Yo, la verdad, anuncia de pronto Isabelle, la primera en decidir sincerarse, y se pone en pie solemne para anunciarlo, yo lo que quiero de verdad, es ya no querer nada. ¿En serio?, lo duda Denise. ¿no querer ya nada? ¿No es ese el deseo mayor?, pregunta Concepción, la de los tres doctorados, no querer ya nada. ¿No debe guardarse ese ya no querer ya nada para el último lustro de la vida?, pregunta Adriana. Alex alborota de nuevo la pajarera del lenguaje: Ya querer no nada, ahora y siempre, para nunca jamás. E Isabelle la secunda, todavía de pie y todavía con la copa en alto: De verdad eso quiere mi yo, ya no querer. Eso, dice Diana, la periodista, eso, vuelve a decir, eso, y empieza a llorar desconsoladamente cubriéndose la cara con una mano. Pero Isabelle sigue su prédica a pesar del llanto de su amiga: Salirme de mi historia personal y ya no querer nada. Salirme de la Historia Universal. Salirme del lenguaje. Eso quiero.

Eso. Eso. Las amigas lo repiten como ecos. Son capaces siempre de coincidir en la verdad, si la verdad se presenta de forma contundente, por eso son amigas.

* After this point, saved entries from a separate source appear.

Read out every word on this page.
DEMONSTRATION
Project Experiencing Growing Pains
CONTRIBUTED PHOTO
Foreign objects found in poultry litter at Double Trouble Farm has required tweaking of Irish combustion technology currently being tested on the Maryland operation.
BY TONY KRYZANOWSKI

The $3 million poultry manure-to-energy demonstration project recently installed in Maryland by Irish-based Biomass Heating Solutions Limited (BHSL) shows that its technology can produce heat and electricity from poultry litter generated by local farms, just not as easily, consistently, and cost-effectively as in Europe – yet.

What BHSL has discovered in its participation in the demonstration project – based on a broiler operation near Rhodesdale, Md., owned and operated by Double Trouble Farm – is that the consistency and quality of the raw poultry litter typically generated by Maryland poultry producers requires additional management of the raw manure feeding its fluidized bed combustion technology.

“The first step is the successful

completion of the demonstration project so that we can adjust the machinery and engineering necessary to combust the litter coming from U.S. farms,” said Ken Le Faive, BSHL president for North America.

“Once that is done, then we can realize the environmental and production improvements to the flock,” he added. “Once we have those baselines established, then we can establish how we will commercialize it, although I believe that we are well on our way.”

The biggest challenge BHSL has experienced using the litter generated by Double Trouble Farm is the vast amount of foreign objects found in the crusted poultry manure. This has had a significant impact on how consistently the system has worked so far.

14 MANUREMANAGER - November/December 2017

Eso. Eso. Lo siguen repitiendo hasta que van quedándose en silencio. Suena el río. Suenan las chicharras. Suenan dos pericos en una rama. Y a veces se oye, como un eco, muy retardado, una voz que repite: eso, eso, eso. Y para eso, dice Isabelle que sigue de pie con la copa en alto, hay que soltar la garganta, aprender a estar con la garganta abierta, con los labios de la epiglotis relajados, en una sonrisa, la sonrisa de la Monalisa, y ya no hablar ni por fuera ni por dentro, ni conmigo misma ni contigo, ni con la historia de cada quien ni con la Historia, con H mayúscula.

Un gato trepa sobre la mesa y camina en el mantel entre los platos vacíos y la fruta que ha rodado y sobre las migajas de galletas, y se detiene a lamer una copa de champaña. Las amigas no están ya alrededor de la mesa y la puerta de lámina en la barda está abierta. A un lado del río van dejando las ropas en las rocas y van entrando, de puntitas, al agua. Ay. Ay. Gritan, como si caminaran sobre clavos. Ay. Ay, ay, ay. El agua está helada. El río está tranquilo. Sus ocho cabezas sobresalen del espejo del agua donde se refleja el cielo que está aclarándose.

Es entonces que Concepción le dice al oído a Isabelle: Mírala, ella ha llegado antes. Y con un movimiento del mentón señala hacia Alex, la dueña de la casa, cuya cabeza asoma del agua helada, una cabeza con una sonrisa llena de dientes blancos. Mírala bien, susurra Concepción, es la que más nos quiere, porque ya no quiere nada, excepto lo que tiene, en el momento que lo tiene. Ella, repite Concepción, ha llegado antes a la abundancia.